201c 1-sheet metal, 201c 2-punch protrusion, 201c1 a-upper surface of sheet metal, 201c2 a-lower surface of punch protrusion, 201c 21-cylindrical groove, 201c 22-cylindrical groove, 201c 23-inner hole of cylindrical punch protrusion, 201c21 a-top groove wall of cylindrical groove, 201c22 a-bottom groove wall of cylindrical groove.

Detailed Description

In order to make the objects, technical solutions and advantages of the embodiments of the present application clearer, the technical solutions of the embodiments of the present application will be clearly and completely described below with reference to the drawings of the embodiments of the present application. It should be apparent that the described embodiments are only some of the embodiments of the present application, and not all embodiments. All other embodiments, which can be derived by a person skilled in the art from the described embodiments of the application without any inventive step, are within the scope of protection of the application.
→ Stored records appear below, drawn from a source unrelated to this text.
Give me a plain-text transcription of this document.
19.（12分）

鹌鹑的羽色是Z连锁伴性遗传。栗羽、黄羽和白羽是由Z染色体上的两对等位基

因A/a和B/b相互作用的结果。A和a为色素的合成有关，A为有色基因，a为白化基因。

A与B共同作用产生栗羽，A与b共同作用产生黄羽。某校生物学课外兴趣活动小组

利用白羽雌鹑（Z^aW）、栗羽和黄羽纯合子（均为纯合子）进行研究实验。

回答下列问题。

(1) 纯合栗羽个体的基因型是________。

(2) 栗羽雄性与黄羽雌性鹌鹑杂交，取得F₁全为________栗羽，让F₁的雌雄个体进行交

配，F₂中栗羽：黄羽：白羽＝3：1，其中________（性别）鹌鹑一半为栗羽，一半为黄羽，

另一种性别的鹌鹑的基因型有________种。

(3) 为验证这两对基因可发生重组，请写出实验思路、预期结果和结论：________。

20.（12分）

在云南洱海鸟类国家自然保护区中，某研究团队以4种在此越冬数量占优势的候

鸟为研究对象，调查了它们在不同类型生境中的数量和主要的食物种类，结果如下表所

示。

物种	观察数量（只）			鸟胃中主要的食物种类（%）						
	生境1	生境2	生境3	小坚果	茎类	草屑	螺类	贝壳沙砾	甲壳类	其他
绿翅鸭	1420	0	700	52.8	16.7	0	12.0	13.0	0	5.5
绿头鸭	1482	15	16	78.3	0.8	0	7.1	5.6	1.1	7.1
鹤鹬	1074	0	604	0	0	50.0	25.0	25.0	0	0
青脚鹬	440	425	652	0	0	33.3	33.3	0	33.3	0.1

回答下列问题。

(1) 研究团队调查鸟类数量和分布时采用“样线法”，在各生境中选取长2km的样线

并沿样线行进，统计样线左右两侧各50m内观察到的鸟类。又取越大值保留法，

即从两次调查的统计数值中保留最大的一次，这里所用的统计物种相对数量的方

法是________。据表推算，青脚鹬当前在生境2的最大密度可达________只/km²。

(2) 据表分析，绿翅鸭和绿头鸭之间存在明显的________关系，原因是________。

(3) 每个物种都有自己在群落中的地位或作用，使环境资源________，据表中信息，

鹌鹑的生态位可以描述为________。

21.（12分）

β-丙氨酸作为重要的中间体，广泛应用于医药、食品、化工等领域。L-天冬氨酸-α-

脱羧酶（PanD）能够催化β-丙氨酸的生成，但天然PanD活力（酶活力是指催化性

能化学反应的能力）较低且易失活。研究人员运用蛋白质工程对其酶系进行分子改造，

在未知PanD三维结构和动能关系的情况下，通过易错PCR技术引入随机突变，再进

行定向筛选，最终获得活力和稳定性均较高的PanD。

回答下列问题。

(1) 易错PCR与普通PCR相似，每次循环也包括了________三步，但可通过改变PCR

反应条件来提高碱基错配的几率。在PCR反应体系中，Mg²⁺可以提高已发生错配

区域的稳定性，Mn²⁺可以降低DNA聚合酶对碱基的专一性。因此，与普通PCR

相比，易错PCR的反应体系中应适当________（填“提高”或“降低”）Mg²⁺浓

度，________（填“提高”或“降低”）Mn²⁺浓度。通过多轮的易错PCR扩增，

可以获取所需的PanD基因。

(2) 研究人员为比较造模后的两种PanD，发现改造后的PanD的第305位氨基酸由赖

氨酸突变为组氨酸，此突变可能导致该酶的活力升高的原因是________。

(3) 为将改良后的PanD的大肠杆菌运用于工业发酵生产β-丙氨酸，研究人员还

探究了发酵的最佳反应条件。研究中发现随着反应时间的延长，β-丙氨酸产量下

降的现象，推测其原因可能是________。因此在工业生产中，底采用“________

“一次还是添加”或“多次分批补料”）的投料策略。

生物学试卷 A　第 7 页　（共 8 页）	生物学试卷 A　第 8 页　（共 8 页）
Unless defined otherwise, technical or scientific terms used herein shall have the ordinary meaning as understood by one of ordinary skill in the art to which this application belongs. The use of the terms "a" or "an" and the like in the description and in the claims of the present application do not denote a limitation of quantity, but rather denote the presence of at least one.

In the description of the present specification and claims, the terms "upper", "lower", "horizontal", and the like indicate orientations or positional relationships based on those shown in the drawings, and are only for convenience of describing the present application and simplifying the description, but do not indicate or imply that the referred device or unit must have a specific direction, be constructed in a specific orientation, and be operated, and thus, should not be construed as limiting the present application.

Embodiments of the present application will now be described with reference to the accompanying drawings.